The doors of the Khavaran mass grave, where the executed political prisoners of the 1980s are buried, remained closed to families who tried to visit it on the last Friday of the Iranian calendar year.
Reports from Tehran indicate that the routes to Khavaran were blocked on March 13 and security forces had begun identifying the people who wanted to go there. Last summer, however, some of the families were successful in marking the anniversary of the mass executions of 1988 at the site of the unmarked graves.
Khavaran is located in southeastern Tehran beside the cemetery for B’hais and Armenians. Four thousand political dissidents were killed in 1988 and buried in this location.
Families have made a tradition of gathering on the last Friday of each summer and winter to remember these political prisoners.
The families were hopeful that under the Rohani administration they would be allowed to hold their remembrances. During the Ahmadinejad administration, the persecution of the families of these political prisoners intensified.

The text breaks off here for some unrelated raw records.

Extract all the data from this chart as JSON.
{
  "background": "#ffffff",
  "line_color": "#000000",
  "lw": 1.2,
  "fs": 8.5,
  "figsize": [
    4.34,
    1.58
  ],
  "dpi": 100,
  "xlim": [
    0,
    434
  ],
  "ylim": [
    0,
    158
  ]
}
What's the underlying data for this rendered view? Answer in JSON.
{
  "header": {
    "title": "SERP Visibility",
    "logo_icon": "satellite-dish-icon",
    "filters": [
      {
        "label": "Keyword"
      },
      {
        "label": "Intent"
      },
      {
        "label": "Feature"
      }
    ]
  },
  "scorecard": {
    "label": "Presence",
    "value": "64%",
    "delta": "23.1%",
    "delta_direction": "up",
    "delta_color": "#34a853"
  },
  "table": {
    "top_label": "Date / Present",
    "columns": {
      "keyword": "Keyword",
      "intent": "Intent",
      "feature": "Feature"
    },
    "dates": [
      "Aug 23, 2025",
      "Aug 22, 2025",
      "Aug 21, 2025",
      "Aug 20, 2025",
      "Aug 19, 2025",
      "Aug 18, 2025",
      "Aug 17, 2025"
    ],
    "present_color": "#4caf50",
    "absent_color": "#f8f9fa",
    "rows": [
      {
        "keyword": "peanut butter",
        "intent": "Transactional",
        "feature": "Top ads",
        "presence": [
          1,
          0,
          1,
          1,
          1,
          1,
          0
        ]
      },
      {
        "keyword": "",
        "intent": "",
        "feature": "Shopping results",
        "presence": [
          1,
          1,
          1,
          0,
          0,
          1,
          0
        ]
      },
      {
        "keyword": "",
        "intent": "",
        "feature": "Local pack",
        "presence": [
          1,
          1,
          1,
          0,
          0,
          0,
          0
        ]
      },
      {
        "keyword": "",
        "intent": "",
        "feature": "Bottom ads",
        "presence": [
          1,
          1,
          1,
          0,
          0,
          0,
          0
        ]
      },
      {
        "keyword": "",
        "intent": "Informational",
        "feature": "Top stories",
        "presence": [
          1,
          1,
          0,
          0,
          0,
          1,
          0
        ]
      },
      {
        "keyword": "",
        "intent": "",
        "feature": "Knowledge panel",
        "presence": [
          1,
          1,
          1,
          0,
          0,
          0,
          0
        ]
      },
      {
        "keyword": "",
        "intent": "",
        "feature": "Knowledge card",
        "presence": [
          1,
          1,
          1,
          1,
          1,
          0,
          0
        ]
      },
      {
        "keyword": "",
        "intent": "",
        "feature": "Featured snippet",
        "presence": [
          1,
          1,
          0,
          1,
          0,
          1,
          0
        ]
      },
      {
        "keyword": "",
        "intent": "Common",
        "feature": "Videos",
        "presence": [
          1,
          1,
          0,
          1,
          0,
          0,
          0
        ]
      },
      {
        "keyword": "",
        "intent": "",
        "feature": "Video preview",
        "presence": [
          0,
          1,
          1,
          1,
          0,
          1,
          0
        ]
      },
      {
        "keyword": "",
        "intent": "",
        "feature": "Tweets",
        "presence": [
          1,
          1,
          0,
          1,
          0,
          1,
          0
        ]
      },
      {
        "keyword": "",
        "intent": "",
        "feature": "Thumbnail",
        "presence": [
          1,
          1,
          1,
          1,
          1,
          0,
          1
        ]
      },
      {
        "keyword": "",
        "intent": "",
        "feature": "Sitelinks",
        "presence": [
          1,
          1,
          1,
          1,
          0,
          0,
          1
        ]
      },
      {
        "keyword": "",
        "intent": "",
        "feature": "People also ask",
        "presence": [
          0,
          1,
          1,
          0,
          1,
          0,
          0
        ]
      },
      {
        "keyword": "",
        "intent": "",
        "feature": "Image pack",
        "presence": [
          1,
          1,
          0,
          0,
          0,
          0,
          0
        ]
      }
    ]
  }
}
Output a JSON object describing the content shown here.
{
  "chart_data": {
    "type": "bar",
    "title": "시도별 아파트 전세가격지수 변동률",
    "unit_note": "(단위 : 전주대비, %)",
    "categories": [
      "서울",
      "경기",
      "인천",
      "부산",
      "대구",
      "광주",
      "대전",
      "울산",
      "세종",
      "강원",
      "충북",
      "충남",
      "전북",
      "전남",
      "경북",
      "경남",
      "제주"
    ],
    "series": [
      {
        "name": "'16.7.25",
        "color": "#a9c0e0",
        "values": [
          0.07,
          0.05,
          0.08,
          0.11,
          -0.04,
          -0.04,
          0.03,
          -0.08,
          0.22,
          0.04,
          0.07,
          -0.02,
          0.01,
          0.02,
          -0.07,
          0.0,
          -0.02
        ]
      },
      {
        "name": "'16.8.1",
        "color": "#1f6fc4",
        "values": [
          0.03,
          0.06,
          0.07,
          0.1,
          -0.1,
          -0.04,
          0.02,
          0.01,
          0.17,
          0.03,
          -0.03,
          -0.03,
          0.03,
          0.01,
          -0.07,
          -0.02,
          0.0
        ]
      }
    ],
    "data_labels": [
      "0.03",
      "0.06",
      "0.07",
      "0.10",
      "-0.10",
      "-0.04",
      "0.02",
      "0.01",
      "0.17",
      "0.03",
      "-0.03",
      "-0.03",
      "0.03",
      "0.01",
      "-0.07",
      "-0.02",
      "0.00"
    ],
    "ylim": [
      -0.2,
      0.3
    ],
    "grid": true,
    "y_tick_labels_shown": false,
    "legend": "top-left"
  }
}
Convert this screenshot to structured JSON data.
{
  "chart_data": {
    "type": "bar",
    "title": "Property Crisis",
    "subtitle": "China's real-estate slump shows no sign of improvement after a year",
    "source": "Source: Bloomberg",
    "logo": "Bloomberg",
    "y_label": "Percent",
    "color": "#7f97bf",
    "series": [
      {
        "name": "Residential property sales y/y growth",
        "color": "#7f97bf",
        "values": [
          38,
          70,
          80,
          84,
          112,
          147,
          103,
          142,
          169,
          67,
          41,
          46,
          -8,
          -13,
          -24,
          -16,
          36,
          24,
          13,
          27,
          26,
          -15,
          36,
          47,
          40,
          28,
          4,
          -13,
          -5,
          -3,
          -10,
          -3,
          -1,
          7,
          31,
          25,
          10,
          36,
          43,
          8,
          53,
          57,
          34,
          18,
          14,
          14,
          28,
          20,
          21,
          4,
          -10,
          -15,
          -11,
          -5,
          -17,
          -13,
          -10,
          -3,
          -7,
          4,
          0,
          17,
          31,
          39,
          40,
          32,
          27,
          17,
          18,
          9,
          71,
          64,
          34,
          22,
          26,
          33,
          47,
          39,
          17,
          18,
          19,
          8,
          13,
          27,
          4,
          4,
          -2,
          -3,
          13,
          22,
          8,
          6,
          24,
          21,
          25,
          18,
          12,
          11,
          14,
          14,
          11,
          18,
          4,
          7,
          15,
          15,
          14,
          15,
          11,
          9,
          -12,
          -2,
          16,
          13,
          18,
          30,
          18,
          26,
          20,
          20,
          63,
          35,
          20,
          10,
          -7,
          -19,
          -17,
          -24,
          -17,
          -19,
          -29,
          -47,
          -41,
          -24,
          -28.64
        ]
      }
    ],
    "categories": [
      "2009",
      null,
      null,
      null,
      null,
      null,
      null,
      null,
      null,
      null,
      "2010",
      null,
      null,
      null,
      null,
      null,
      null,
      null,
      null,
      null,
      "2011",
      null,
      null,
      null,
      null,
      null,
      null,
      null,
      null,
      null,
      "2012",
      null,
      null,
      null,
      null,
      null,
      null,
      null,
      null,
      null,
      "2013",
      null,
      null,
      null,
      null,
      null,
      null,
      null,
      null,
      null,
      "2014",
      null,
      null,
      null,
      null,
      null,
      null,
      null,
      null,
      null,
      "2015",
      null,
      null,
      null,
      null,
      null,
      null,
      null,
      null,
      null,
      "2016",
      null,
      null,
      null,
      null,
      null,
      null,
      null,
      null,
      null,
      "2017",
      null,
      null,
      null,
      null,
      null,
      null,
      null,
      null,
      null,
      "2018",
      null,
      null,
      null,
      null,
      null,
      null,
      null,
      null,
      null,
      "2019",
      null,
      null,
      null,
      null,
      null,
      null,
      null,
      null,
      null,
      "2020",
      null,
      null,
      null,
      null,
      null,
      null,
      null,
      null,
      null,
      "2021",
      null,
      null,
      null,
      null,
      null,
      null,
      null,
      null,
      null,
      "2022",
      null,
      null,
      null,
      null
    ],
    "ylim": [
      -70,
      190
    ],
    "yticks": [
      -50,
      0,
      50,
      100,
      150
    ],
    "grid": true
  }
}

In the summer of 1988, Iranian Sharia judges followed a directive by late Iranian leader Ayatollah Khamenei and sentenced 4,000 political prisoners to death. Many of these prisoners had served their earlier sentences and were close to release.
The directive by Ayatollah Khomeini encompassed a wide range of political groups from leftists to religious and militant opposition groups. Ayatollah Montazeri, who at the time held the highest position in the Islamic Republic establishment aside from the leader himself, was removed from his position for speaking out against the executions.
Islamic Republic authorities remain silent about the truth of these executions and hinder the families and relatives who seek to mark their death each year.